Lorsqu’elle les jugea toutes bien endormies, la rusée se leva. Elle avait vingt ans et trois mois, elle se nommait Suzette, elle était brune et rose, de petites joues bien rondes et percées d’une fossette, des yeux pleins de rire, de longs cheveux bouclés coulant sur les épaules, de petites mains nerveuses…

Elle se glissa sans bruit hors de la pièce. La porte du fournil n’était pas entièrement poussée. Sans doute Charles comptait-il plus, pour sa tranquillité, sur la méfiance réciproque des femmes que sur une porte close. Suzette glissa ses doigts roses dans la fente de l’huis, poussa la porte juste assez pour passer de profil.

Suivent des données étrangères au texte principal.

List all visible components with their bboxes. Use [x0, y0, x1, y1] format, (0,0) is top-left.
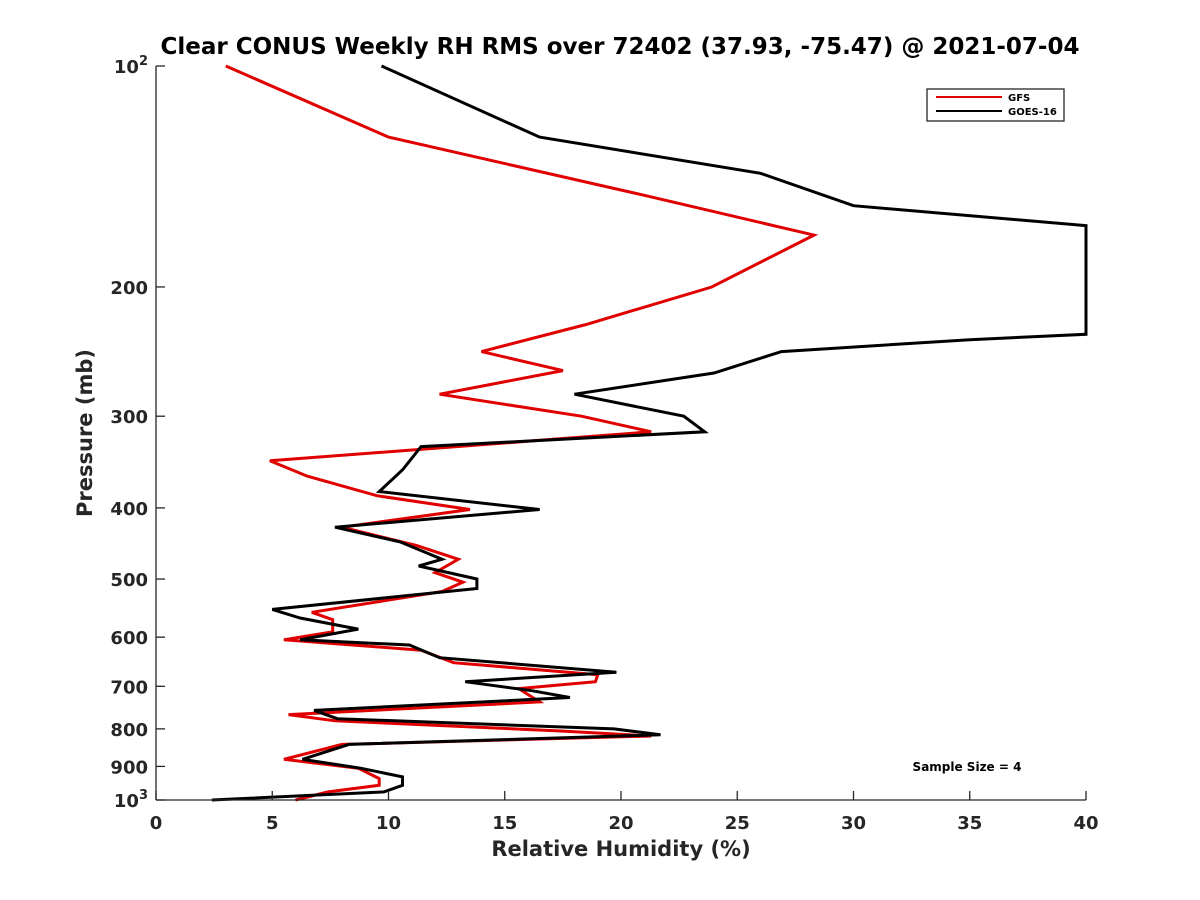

Devant elle, dans le grand lit que les femmes lui avaient installé entre les rangées de balles de farine, Charles dormait. Il était couché sur le dos, bras et jambes écartés, juste recouvert d’une couverture de laine légère. Il aspirait l’air par le nez et le rejetait par la bouche en arrondissant légèrement les lèvres et en faisant « Pfff… »

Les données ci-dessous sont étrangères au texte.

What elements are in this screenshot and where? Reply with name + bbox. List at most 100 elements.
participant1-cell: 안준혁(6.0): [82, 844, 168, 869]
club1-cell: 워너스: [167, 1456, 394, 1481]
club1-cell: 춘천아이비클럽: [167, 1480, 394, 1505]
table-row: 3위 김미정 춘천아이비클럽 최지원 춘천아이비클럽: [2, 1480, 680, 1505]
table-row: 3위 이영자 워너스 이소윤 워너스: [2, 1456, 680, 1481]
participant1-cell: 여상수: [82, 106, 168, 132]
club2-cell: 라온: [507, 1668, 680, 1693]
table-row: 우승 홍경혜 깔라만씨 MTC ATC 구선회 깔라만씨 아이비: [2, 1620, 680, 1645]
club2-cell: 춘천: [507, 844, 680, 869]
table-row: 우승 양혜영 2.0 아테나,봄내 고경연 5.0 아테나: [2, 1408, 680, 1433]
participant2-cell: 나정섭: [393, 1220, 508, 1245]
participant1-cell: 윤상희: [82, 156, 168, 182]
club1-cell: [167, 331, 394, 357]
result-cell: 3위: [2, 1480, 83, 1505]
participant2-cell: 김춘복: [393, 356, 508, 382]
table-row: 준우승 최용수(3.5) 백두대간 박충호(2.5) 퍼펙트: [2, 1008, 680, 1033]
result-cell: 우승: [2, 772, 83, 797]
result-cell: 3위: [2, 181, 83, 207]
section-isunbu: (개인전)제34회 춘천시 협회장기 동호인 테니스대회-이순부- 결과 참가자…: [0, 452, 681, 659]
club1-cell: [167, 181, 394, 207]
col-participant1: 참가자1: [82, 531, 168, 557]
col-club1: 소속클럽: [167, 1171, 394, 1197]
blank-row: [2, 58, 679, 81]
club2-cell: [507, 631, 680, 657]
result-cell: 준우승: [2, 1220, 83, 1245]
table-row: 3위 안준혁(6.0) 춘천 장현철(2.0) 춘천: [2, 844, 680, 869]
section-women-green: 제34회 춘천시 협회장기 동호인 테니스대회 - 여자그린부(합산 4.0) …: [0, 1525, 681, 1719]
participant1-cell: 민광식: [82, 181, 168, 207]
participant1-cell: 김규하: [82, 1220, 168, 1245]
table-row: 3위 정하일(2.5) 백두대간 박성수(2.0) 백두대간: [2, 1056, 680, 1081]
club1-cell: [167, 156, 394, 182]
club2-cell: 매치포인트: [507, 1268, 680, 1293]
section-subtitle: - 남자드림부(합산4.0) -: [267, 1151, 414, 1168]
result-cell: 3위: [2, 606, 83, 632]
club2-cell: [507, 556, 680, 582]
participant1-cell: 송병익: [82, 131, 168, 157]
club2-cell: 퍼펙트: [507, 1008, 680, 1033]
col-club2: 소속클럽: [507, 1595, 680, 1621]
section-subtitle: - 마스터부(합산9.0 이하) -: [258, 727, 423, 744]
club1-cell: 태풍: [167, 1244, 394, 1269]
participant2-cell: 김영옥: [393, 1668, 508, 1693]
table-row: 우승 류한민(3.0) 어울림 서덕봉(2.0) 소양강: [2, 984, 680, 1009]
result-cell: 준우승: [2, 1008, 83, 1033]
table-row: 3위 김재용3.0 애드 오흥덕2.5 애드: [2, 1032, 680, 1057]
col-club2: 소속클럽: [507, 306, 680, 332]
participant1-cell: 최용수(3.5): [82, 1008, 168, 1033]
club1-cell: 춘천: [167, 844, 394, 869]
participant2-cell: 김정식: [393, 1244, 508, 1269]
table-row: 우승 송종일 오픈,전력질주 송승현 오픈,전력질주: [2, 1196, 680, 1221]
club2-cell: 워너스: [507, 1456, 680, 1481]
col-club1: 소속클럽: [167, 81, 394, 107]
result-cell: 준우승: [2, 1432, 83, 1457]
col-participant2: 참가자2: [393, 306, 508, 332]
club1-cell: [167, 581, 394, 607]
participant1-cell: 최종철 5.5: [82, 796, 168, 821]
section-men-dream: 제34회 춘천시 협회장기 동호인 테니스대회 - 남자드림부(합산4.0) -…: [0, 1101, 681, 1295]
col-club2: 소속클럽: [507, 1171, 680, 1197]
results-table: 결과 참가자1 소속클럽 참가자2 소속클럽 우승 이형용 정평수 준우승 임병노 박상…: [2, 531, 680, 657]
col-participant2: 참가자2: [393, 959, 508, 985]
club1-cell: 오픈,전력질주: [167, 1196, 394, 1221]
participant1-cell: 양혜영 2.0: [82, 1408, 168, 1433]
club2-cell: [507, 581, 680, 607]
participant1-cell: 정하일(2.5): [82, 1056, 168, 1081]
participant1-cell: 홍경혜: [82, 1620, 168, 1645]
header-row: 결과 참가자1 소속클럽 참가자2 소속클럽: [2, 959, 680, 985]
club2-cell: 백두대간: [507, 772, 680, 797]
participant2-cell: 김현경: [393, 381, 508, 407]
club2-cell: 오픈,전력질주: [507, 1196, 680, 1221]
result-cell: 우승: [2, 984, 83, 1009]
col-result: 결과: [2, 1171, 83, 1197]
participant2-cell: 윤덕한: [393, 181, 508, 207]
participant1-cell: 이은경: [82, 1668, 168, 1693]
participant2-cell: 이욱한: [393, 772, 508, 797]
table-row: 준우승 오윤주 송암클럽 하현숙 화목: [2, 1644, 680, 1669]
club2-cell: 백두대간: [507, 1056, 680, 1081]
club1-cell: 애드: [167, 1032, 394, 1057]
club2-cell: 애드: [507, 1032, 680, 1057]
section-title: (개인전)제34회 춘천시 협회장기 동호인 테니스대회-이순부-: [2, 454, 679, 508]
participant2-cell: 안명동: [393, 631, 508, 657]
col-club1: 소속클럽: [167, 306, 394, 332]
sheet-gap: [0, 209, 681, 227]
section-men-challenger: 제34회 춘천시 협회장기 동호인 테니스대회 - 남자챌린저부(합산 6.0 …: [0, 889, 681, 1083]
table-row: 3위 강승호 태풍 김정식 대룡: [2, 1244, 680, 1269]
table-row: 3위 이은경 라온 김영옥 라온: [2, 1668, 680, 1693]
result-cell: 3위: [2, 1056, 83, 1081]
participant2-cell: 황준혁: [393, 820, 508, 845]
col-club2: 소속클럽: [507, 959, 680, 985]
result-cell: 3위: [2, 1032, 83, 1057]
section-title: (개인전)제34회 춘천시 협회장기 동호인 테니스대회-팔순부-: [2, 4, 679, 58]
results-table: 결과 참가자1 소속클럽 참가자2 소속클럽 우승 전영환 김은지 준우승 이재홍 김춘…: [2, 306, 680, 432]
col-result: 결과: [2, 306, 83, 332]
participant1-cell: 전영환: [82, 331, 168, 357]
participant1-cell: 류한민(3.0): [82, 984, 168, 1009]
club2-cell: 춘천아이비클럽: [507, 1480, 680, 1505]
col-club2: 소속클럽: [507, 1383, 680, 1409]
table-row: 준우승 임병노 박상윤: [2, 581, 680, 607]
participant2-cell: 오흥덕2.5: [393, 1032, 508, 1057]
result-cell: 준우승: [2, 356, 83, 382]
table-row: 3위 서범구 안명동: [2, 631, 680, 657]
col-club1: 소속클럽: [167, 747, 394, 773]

Suzette enleva son pyjama. Elle avait de petits seins plantés très haut, ronds comme des oranges, les hanches plates et un derrière de garçon. Elle souleva la couverture et se glissa dans le lit. Elle était une des trois vierges.

 

 

Lucien Hono, qui l’avait suivie jusque-là sur son écran, tourna le bouton, éteignit son poste. Il se leva et se mit à marcher de long en large dans son petit bureau. Il tenait entre les lèvres un reste de cigarette, dont la fumée lui montait dans le nez et l’obligeait à fermer l’œil gauche. Il la jeta et l’écrasa sous son pied. Le front crispé, il s’acharna sur le mégot. Ainsi tout s’était bien passé comme il l’avait imaginé… Mais l’expérience n’était pas terminée, le dénouement pouvait encore le surprendre… Eh bien, il allait le provoquer, comme il avait provoqué le début de l’épisode. C’était lui qui avait bloqué la porte du fournil, qui avait déchaîné le vacarme, qui avait fait croire à Cassot qu’un terrible accident venait de se produire, lui qui lui avait menti en lui disant que tous ses compagnons étaient morts. Ils se portaient très bien, en réalité, ils manquaient seulement de pain depuis quelques jours, quatre portes étaient fermées entre eux et le fournil. Mais ils avaient des biscuits…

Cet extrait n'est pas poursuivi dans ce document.